Decision 3: Model Approval — Fully Automated vs Human-in-the-Loop
| Criteria | Fully Automated | Human-in-the-Loop | Tiered (Our Choice) |
|---|---|---|---|
| Speed | Fast (minutes) | Slow (hours to days) | Depends on model type |
| Risk | Higher — no human judgment | Lower — expert review | Balanced |
| Scalability | Scales with pipeline | Bottleneck on reviewers | Scales for low-risk, controlled for high-risk |
| Cost | Low | High (engineer time) | Medium |
| Compliance | May not satisfy auditors | Satisfies compliance | Satisfies with clear trails |
Decision: Tiered approval — automated for intent/embedding, human for LLM adapters
| Model Type | Quality Gates (Automated) | Approval | Rationale |
|---|---|---|---|
| Intent Classifier | Accuracy ≥ champion − 0.5%, P95 < 150ms, Captum pass | Automated | Well-scoped output (intent labels), easily validated by metrics |
| Embedding Model | Recall@10 ≥ champion, P95 < 200ms | Automated | Output is embeddings — quality measured by retrieval metrics |
| Cross-Encoder | NDCG ≥ champion, P95 < 100ms | Automated | Ranking changes are measurable and bounded |
| LLM LoRA Adapter | All automated gates + 1-week A/B + human eval | Human required | Open-ended text generation — subtle quality shifts need human judgment |
Tradeoffs
The Debate: Model Deployment Speed vs Quality Assurance
graph TD
subgraph "Data Science Lead"
DS1["Model accuracy improved 3%"]
DS2["Customers are misclassified NOW"]
DS3["Our improvement is proven on eval set"]
end
subgraph "Architect"
DS1 ---|"But..."| AR1
AR1["Eval set ≠ production traffic"]
AR2["Shadow + canary takes 2 hours minimum"]

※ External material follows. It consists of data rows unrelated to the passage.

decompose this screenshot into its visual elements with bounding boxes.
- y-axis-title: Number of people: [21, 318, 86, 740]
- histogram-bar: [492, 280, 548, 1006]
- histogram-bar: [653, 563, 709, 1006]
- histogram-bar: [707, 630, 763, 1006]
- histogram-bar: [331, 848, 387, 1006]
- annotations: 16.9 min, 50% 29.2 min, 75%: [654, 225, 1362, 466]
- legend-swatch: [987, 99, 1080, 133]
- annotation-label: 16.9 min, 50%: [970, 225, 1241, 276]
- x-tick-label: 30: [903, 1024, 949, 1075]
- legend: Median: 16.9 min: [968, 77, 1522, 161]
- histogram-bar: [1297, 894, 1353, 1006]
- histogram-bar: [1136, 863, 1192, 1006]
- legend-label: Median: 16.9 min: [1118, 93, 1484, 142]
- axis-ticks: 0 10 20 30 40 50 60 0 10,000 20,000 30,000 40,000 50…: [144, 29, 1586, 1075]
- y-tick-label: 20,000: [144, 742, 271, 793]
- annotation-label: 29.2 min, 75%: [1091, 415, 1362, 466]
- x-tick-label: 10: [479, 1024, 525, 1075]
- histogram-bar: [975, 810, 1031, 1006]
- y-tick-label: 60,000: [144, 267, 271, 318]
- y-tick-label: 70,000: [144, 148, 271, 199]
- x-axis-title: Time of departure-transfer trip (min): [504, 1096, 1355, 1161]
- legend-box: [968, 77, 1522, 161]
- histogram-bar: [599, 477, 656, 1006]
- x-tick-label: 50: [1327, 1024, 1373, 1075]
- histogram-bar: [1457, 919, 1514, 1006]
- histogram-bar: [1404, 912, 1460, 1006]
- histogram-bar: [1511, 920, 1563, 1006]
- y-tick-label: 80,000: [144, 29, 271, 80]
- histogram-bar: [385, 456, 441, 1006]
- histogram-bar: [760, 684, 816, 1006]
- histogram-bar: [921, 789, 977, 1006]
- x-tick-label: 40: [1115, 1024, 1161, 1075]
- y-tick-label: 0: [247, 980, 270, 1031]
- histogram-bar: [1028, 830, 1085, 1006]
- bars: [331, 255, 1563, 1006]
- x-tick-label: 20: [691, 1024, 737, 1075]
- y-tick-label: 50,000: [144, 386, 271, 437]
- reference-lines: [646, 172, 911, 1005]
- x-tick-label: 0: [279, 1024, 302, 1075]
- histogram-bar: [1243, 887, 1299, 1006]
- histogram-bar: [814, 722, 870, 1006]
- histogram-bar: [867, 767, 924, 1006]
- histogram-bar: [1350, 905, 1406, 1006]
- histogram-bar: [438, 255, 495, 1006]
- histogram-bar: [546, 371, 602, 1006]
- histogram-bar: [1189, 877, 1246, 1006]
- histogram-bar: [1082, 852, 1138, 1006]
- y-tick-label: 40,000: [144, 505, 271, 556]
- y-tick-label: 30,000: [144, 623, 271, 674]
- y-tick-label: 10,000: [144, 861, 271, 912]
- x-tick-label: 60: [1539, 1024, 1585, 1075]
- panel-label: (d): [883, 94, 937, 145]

AR3["Last fast-tracked model caused 5% error spike"]
end
subgraph "Product Manager"
DS2 ---|"Agrees"| PM1
PM1["Customers filing support tickets"]
PM2["Every day delayed = lost CSAT"]
PM3["Can we shorten the canary?"]
end
AR3 ---|"Tension"| PM3
DS3 ---|"Partial answer to"| AR1
Resolution
The tiered deployment pipeline resolves this tension:
| Model Change Magnitude | Pipeline Path | Total Time | Rationale |
|---|---|---|---|
| Hotfix (< 0.5% accuracy change, bug fix) | Validate → Canary (15 min) → Promote | 30 minutes | Known-safe change, rapid recovery |
| Minor (0.5-2% change) | Validate → Shadow (30 min) → Canary (1 hr) → Promote | 2 hours | Standard improvement, automated gates sufficient |
| Major (> 2% change or new architecture) | Validate → Shadow → Canary → A/B (1 week) → Human | 1-2 weeks | Fundamental change requires statistical validation |
Key Tradeoff: Single vs Multi-Model Endpoint
| Approach | Pros | Cons | Cost |
|---|---|---|---|
| Single endpoint, update in-place | Simple, low cost | Downtime during update (30-60s) | 1x |
| Multi-model endpoint | A/B testing native, zero-downtime | Higher memory usage, routing complexity | 1.3x |
| Separate endpoints per version | Full isolation, independent scaling | Most expensive, endpoint proliferation | 2x |
Decision: Multi-model endpoint for intent classifier and embeddings (high frequency updates), separate endpoints for LLM (too large for multi-model).